Hero of Alexandria (; , Hērōn hò Alexandreús, also known as Heron of Alexandria ;  60 AD) was a Greek mathematician and engineer who was active in his native city of Alexandria in Egypt during the Roman era. He is often considered the greatest experimenter of antiquity and his work is representative of the Hellenistic scientific tradition.

Hero published a well-recognized description of a steam-powered device called an aeolipile (sometimes called a "Hero engine"). Among his most famous inventions was a windwheel, constituting the earliest instance of wind harnessing on land. He is said to have been a follower of the atomists. In his work Mechanics, he described pantographs. Some of his ideas were derived from the works of Ctesibius.

In mathematics he is mostly remembered for Heron's formula, a way to calculate the area of a triangle using only the lengths of its sides.

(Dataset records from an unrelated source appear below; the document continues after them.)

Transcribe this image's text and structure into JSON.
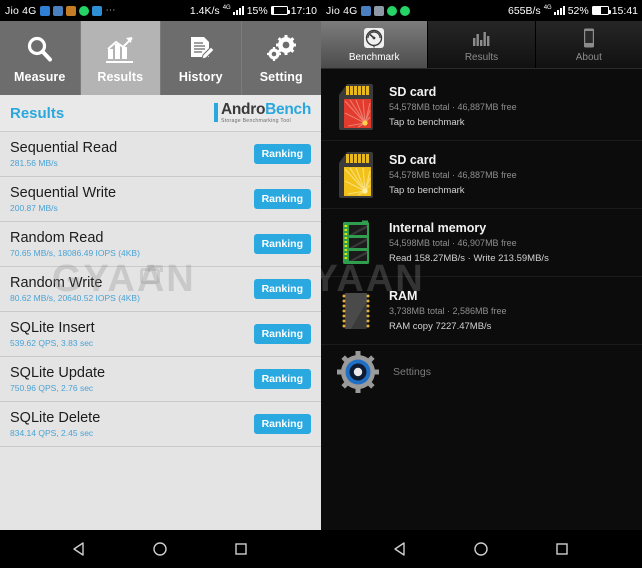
{
  "left_phone": {
    "status_bar": {
      "carrier": "Jio 4G",
      "app_icons": [
        "messenger-icon",
        "contacts-icon",
        "lock-icon",
        "whatsapp-icon",
        "bluetooth-icon"
      ],
      "overflow": "⋯",
      "network_speed": "1.4K/s",
      "network_type": "4G",
      "battery_percent": "15%",
      "clock": "17:10"
    },
    "tabs": [
      {
        "label": "Measure",
        "icon": "magnifier-icon",
        "active": false
      },
      {
        "label": "Results",
        "icon": "bar-chart-icon",
        "active": true
      },
      {
        "label": "History",
        "icon": "document-edit-icon",
        "active": false
      },
      {
        "label": "Setting",
        "icon": "gears-icon",
        "active": false
      }
    ],
    "header": {
      "title": "Results",
      "logo_primary": "Andro",
      "logo_secondary": "Bench",
      "logo_tagline": "Storage Benchmarking Tool"
    },
    "results": [
      {
        "name": "Sequential Read",
        "value": "281.56 MB/s",
        "button": "Ranking"
      },
      {
        "name": "Sequential Write",
        "value": "200.87 MB/s",
        "button": "Ranking"
      },
      {
        "name": "Random Read",
        "value": "70.65 MB/s, 18086.49 IOPS (4KB)",
        "button": "Ranking"
      },
      {
        "name": "Random Write",
        "value": "80.62 MB/s, 20640.52 IOPS (4KB)",
        "button": "Ranking"
      },
      {
        "name": "SQLite Insert",
        "value": "539.62 QPS, 3.83 sec",
        "button": "Ranking"
      },
      {
        "name": "SQLite Update",
        "value": "750.96 QPS, 2.76 sec",
        "button": "Ranking"
      },
      {
        "name": "SQLite Delete",
        "value": "834.14 QPS, 2.45 sec",
        "button": "Ranking"
      }
    ],
    "watermark": "GYAAN"
  },
  "right_phone": {
    "status_bar": {
      "carrier": "Jio 4G",
      "app_icons": [
        "contacts-icon",
        "gallery-icon",
        "whatsapp-icon",
        "whatsapp-icon"
      ],
      "network_speed": "655B/s",
      "network_type": "4G",
      "battery_percent": "52%",
      "clock": "15:41"
    },
    "tabs": [
      {
        "label": "Benchmark",
        "icon": "speedometer-icon",
        "active": true
      },
      {
        "label": "Results",
        "icon": "bar-chart-icon",
        "active": false
      },
      {
        "label": "About",
        "icon": "phone-icon",
        "active": false
      }
    ],
    "devices": [
      {
        "title": "SD card",
        "meta": "54,578MB total · 46,887MB free",
        "action": "Tap to benchmark",
        "icon": "sd-card-red-icon"
      },
      {
        "title": "SD card",
        "meta": "54,578MB total · 46,887MB free",
        "action": "Tap to benchmark",
        "icon": "sd-card-yellow-icon"
      },
      {
        "title": "Internal memory",
        "meta": "54,598MB total · 46,907MB free",
        "action": "Read 158.27MB/s · Write 213.59MB/s",
        "icon": "memory-stick-icon"
      },
      {
        "title": "RAM",
        "meta": "3,738MB total · 2,586MB free",
        "action": "RAM copy 7227.47MB/s",
        "icon": "ram-chip-icon"
      }
    ],
    "settings": {
      "label": "Settings",
      "icon": "gear-blue-icon"
    },
    "watermark": "GYAAN"
  },
  "nav_bar": {
    "back": "back-triangle-icon",
    "home": "home-circle-icon",
    "recents": "recents-square-icon"
  },
  "colors": {
    "accent_blue": "#29a9e0",
    "tab_active_light": "#b4b4b4",
    "tab_bg_light": "#6d6d6d",
    "list_bg_light": "#e4e4e4",
    "dark_bg": "#0c0c0c"
  }
}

Much of Hero's original writings and designs have been lost, but some of his works were preserved including in manuscripts from the Eastern Roman Empire and to a lesser extent, in Latin or Arabic translations.

Life and career 
Hero's ethnicity may have been either Greek or Hellenized Egyptian. It is almost certain that Hero taught at the Musaeum which included the famous Library of Alexandria, because most of his writings appear as lecture notes for courses in mathematics, mechanics, physics and pneumatics. Although the field was not formalized until the twentieth century, it is thought that the work of Hero, in particular his automated devices, represented some of the first formal research into cybernetics.

Inventions

Hero described the construction of the aeolipile (a version of which is known as Hero's engine) which was a rocket-like reaction engine and the first-recorded steam engine (although Vitruvius mentioned the aeolipile in De Architectura some 100 years earlier than Hero). It was described almost two millennia before the industrial revolution. Another engine used air from a closed chamber heated by an altar fire to displace water from a sealed vessel; the water was collected and its weight, pulling on a rope, opened temple doors. Some historians have conflated the two inventions to assert that the aeolipile was capable of useful work, which is not entirely false, air containing a trace of water vapor. However, this engine is far from a pure aeolipile.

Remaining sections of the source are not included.